Love is an ancient God who walks on carpet
and leases a flat, a 70’s shag-pile bonanza beauty….

Love is a ball-park figure with high interest rates and low
premiums, an ice-cream pudding in a kindergarten side-show.

Love is a petal in an 18 wheel fork truck…..

Sometimes these images aren’t so driven and are more the opposite – very sly and oh so subversive. In ‘To Claire’ we close with the following lines:

Take me once again in the armchair of your smile.

You are the princess of the golden harmonica.

When you wink, the earth slides into holy rapture.

I’ve come here to be closer to prayer.

No one saw you dancing,
but I saw you dancing.

This combining of seemingly unconnected events, items, customs and ways of thinking has such an up-lifting effect upon the writing, startling the reader, beckoning us to read each line again.

There is throughout, also, a deep emotional tug to the writing, a weight, a gravitas of feeling that creates grounding and intensity. The final poem in the volume, ‘The Small Dark Hallway’, is imbued with some very succinct, supple and subtle thoughts.

The small dark hallway
of my mind is lit only
by a shy candle.
Small in that she
speaks to no one.
Dark in that only
the sky can know.

Of course, not all poems have such a degree of ponder.

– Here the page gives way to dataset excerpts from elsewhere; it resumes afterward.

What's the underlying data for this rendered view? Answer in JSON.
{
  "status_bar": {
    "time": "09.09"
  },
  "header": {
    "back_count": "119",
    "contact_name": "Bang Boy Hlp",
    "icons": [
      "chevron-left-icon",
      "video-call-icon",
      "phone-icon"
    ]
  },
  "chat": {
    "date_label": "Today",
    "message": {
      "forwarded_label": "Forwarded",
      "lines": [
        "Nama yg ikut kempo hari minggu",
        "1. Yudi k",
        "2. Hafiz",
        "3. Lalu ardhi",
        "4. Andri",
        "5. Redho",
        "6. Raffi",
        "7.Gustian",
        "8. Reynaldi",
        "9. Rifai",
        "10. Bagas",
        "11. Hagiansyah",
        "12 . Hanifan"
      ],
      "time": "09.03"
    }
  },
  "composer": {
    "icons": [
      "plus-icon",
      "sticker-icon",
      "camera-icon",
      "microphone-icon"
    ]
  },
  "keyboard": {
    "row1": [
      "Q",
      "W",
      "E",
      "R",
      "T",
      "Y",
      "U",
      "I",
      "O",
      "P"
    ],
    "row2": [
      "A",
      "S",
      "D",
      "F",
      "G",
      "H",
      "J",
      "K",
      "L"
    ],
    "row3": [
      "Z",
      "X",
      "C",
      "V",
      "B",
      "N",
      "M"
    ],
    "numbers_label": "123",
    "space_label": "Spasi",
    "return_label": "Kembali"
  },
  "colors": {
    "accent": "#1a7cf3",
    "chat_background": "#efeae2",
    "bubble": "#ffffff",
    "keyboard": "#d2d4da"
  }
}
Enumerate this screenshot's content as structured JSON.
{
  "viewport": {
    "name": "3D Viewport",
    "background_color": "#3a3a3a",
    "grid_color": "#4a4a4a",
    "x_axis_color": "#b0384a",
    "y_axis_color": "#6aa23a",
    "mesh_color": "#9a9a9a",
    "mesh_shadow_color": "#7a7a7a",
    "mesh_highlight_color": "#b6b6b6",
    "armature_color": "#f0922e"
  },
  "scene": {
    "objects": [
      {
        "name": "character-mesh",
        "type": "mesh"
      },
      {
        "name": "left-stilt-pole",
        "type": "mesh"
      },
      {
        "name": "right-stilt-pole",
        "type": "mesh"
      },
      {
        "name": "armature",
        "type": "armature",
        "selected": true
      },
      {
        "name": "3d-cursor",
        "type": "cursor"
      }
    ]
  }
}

The final section of ‘And On A Moonlit Stage’ is an excellent example, where the intent is more playful:

We took our love to suns that burn a million fires,
that run where madness runs and satisfies desires,
and to a lake-less hill where destiny runs crazed
we took our modest fill of loving most amazed
and on a sunlit stage where attitudes run brief,
we saw our bodies rage, we took our mad relief.

And all of these emotions are very much linked with the now, the moment, the very stuff of what we all live in and live for and share. These two lines, from ‘I Walked’:

But winter made me silent,
and summer made me crave,

amply demonstrate the undeniable link between the cerebral and the scenic.

“The Life Isn’t Easy Pillow Shop” is a real tour-de-force in lyricism and rapture. This is a heartfelt and well crafted body of writing. And so , it is with great pleasure that I declare “The Life Isn’t Easy Pillow Shop” launched.